Su padre le había preguntado, con bastante amabilidad, qué hacía con sus ahorros. Para irritación de Martha, había aparecido en la lista de las mujeres en alza de la City, las nuevas casi millonarias decían, y su familia se había quedado impactada al ver el sueldo que ganaba. Ella no les dijo que ganaba veinte mil más de lo que se había publicado.

– Me lo gasto -había dicho ella.

– ¿Todo?

– Bueno, una parte la he invertido. En acciones y todo eso. -¿Por qué se ponía a la defensiva?-. Y he comprado esa multipropiedad en Verbier, que también se puede considerar una inversión. La alquilo cuando no la uso. -No había ido desde hacía dos años, porque estaba demasiado ocupada-. Mi piso fue bastante caro. -Esperaba que no le preguntaran cuánto-. Ahora ya debe de valer el doble de lo que pagué por él. Y hago muchas donaciones de caridad -dijo, irritada de repente-. Mucho dinero. Y estoy deseando ayudaros a ti y a mamá a compraros una casa cuando os jubiléis.

El orgullo había privado a los Hartley de aceptar dinero de sus hijos, pero empezaba a ser inevitable, y doloroso. Martha lo sabía y era lo más discreta que podía con el tema, pero no había una forma satisfactoria de decir: «Mamá, papá, coged estas treinta mil libras, las necesitáis más que yo».

Tenía el dinero en una cuenta que daba un alto interés. Lo había ahorrado sin demasiadas dificultades en los últimos cinco años. Casi la asustaba ver que podía hacerlo.

Sin embargo, su vida era terriblemente lujosa y lo sabía. Su piso era impresionante, estaba en uno de los edificios más codiciados de los Docklands, tenía ventanales enormes y suelos de madera clara y elegante, y lo había amueblado en Conran y Purves and Purves. Tenía un Mercedes SLK descapotable, que sólo utilizaba los fines de semana, un armario grande como una habitación que era un muestrario de marcas: Armani, Gucci, Ralph Lauren, Donna Karan, y un montón de zapatos de Tod, Jimmy Choo y Manolo Blahnik. Trabajaba una media de catorce horas al día, a menudo los fines de semana, tenía una vida social limitada, apenas iba al teatro o a un concierto porque a última hora a menudo tenía que anularlo.

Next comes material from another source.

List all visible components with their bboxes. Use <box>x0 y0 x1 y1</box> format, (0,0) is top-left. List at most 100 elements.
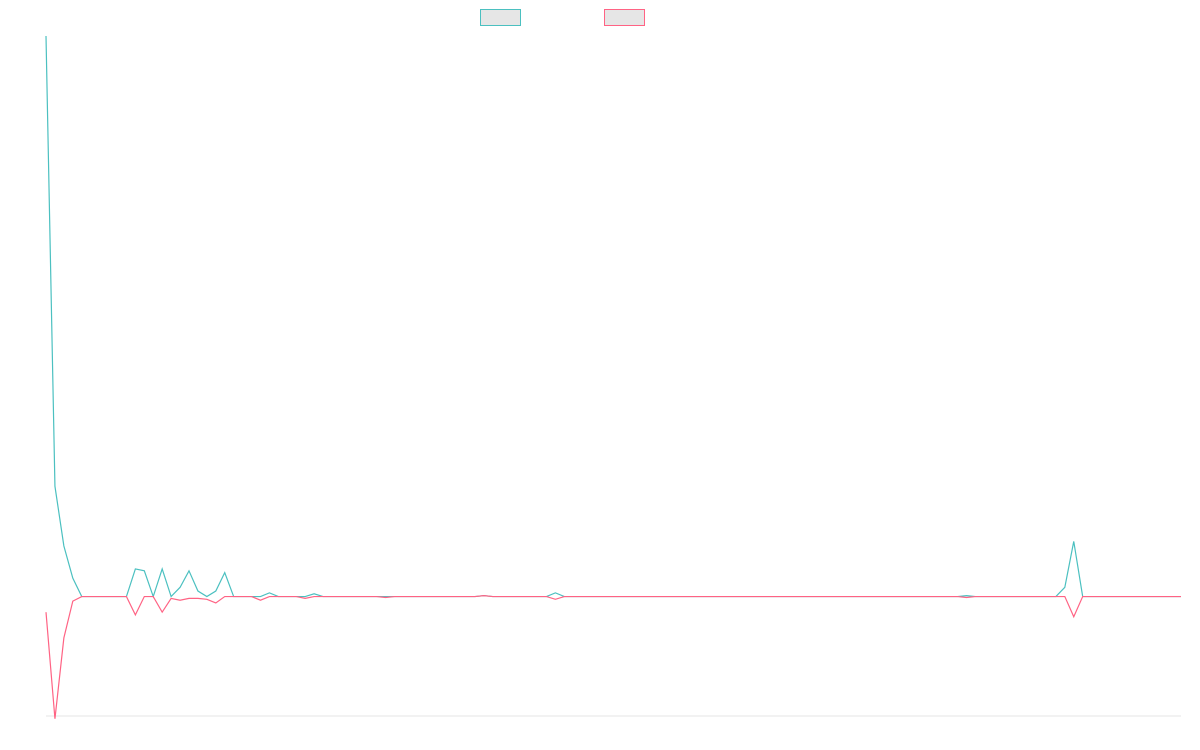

– ¿Y qué hay de novios? -Su hermana, casada desde hacía siete años, y con tres hijos-. Supongo que sólo sales con los compañeros de trabajo.

– Sí, es verdad -había dicho Martha para salir del paso.

Y era verdad. Había tenido dos relaciones bastante satisfactorias con abogados del mismo nivel que ella, y una historia con un tercero que le había roto el corazón, un estadounidense que resultó estar casado y no se había molestado en comunicárselo hasta que fue demasiado tarde, pues Martha se había enamorado perdidamente de él. Ella había puesto fin a la relación de inmediato, pero le dolió muchísimo, y hasta un año después no fue capaz de pensar en volver a salir con alguien.

Tenía pocos buenos amigos, mujeres trabajadoras como ella con las que salía a cenar de vez en cuando, y un par de amigos gays a los que quería muchísimo y que eran una valiosa compañía en ocasiones formales. Sin embargo, en alguna parte de su interior había un lugar profundamente oscuro que intentaba ignorar, aunque la atrapara en sus muchas noches de insomnio, normalmente provocadas por la noticia de que otra de sus amigas se había comprometido en una relación permanente, un lugar repleto de miedos: de una vida en la que nadie compartiera con ella sus triunfos o la consolara en sus fracasos, en la que el éxito se midiera sólo con cosas materiales y en la que acabara mirando atrás con remordimiento por su absoluto egoísmo.